Think more carefully about the implications of multiple ways to survive here. Why do people pick one over the other? In a terminal/instrumental goal model, agents would pick the instrumental route that maximizes the return on the terminal goal. In reality we see that instead humans adopt habits, processes, and heuristics that guide them through daily life even when those do not lead to any specific goal.

mitthrowaway2 · on March 9, 2023

Yeah, that's because re-evaluating your entire life plan and belief structure every second is expensive, and heuristics are cheap. People certainly have flaws in their thinking, which is why we fall prey to pyramid schemes, gambling, responding to pointless comment chains on HN, and so on. I don't disagree with this, and again, it's why we publish so many self-help books. But I believe it's our weakness and stupidity, not our superior intelligence and clear thinking, that traps us in bad habits.

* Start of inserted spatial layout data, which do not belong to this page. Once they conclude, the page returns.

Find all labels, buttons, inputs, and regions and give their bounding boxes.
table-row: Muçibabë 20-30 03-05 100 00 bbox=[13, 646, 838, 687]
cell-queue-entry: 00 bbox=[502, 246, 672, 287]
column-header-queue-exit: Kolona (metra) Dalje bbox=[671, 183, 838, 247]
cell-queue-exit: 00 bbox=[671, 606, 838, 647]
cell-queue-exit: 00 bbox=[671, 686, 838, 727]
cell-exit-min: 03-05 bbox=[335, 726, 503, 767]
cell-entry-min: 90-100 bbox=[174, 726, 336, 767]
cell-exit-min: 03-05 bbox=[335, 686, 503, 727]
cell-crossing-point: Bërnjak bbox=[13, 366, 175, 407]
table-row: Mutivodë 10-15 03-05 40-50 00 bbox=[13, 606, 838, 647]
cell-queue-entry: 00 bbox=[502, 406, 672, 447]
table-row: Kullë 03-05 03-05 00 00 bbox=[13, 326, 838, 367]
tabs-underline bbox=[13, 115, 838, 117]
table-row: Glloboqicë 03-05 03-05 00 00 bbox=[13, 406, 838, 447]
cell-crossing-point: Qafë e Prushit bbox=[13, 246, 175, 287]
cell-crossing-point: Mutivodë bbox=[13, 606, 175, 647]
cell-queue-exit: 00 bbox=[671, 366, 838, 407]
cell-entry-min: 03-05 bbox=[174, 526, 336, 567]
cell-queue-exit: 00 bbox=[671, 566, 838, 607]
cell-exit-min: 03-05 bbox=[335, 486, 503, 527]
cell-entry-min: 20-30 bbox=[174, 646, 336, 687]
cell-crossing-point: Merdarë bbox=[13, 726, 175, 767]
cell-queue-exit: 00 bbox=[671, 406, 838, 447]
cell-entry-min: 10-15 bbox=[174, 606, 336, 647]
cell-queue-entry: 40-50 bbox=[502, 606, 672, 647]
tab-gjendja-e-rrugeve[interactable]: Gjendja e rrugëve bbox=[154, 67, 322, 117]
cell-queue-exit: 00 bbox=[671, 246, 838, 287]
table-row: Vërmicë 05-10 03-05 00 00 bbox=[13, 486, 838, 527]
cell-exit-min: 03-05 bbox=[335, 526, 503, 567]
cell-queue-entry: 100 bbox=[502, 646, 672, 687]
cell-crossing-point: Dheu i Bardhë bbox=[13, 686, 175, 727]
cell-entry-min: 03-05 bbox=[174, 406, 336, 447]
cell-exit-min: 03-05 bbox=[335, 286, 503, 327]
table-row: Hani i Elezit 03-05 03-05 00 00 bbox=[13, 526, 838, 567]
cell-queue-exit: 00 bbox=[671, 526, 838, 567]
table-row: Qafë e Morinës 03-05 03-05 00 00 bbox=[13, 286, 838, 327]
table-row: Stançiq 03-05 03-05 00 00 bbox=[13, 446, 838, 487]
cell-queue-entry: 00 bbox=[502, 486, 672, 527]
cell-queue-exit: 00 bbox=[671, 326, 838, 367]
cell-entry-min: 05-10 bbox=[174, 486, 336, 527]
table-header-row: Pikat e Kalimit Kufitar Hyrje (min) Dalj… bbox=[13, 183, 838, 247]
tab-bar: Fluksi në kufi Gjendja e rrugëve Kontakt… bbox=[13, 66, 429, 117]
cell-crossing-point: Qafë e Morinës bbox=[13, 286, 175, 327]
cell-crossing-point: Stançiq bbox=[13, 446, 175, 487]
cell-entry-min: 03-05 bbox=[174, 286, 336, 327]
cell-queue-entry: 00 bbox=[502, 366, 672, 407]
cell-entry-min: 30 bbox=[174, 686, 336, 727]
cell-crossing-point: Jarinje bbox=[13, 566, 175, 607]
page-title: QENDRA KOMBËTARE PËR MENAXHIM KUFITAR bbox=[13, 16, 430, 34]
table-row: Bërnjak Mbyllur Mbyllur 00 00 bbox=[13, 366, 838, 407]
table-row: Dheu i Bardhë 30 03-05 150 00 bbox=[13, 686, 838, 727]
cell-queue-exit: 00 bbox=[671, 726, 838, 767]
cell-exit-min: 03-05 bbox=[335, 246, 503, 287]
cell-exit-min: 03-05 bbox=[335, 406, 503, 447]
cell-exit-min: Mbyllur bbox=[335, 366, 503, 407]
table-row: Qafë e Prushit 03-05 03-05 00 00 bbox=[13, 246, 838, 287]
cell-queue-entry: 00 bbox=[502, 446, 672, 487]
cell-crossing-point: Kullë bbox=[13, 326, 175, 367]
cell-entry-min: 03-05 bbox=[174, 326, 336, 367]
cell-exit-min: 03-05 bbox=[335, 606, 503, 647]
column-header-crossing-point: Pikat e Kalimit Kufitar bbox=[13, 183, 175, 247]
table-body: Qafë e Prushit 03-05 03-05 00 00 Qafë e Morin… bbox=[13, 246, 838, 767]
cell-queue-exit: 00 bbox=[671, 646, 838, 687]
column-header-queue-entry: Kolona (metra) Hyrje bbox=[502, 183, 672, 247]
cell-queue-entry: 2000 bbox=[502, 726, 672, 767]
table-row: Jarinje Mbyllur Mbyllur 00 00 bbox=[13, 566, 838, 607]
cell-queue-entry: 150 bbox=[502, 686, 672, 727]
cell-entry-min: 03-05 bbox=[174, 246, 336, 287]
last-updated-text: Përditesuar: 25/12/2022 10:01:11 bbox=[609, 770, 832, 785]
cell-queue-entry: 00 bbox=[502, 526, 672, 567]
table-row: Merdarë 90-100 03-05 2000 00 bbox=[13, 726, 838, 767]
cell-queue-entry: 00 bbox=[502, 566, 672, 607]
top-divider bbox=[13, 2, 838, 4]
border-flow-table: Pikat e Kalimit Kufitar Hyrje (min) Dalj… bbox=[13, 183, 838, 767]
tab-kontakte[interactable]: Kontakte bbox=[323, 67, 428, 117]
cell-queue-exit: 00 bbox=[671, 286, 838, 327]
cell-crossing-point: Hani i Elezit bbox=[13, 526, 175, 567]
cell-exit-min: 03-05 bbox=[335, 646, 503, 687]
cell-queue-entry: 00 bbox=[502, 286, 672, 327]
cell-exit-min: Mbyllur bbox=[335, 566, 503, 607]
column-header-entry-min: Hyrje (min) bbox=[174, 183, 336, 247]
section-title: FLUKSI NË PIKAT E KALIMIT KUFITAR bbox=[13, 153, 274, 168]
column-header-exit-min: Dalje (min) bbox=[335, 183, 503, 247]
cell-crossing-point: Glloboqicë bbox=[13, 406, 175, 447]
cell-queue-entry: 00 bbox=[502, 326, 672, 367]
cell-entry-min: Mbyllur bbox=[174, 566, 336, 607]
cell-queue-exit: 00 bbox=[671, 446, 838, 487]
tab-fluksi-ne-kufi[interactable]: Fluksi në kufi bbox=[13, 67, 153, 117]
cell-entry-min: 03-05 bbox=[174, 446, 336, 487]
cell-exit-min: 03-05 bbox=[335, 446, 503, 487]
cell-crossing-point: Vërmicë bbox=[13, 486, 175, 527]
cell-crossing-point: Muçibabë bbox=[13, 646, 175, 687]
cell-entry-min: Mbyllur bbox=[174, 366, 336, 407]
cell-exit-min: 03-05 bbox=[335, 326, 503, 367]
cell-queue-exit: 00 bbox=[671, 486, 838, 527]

So remind me of your original point? I believe you said it's "obviously wrong and laughable" that "an intelligent being can pursue stupid goals". Now here you are trying to convince me that humans are the ones who, like Pavlov's dogs, "pursue habits, processes, and heuristics that guide them through daily life even when those do not lead to any specific goal". Even when those habits involve repeatedly re-opening a fridge that you already know has no carrots in it, or salivating at a bell when you already know no food is coming.

So I'm confused how that proves your point about AGI. If I accept your view, it seems that if an AGI does merely no better than a human on this metric, I should anticipate all sorts of strange and irrational behaviour, including the pursuit of goals that would appear stupid, such as addiction to a reward channel. That does not seem to undermine the orthogonality thesis.

And the smarter the AGI gets, presumable the less it should lean on Pavlovian heuristics and the more it should make use of clear thought, which puts it more in my camp.

So that would apparently put the lower bound at "the AGI takes unexpected and irrational actions because it's not a rational agent and doesn't think coherently", and the upper bound at "the AGI takes unexpected and dangerous actions as rational steps toward an unaligned terminal goal".

I'm not sure where in this chain of thought it becomes laughably obvious that intelligence and goals are correlated, such that an AGI's increasing intelligence will tend it toward actions that we humans approve of, because anything else would be a "stupid goal"?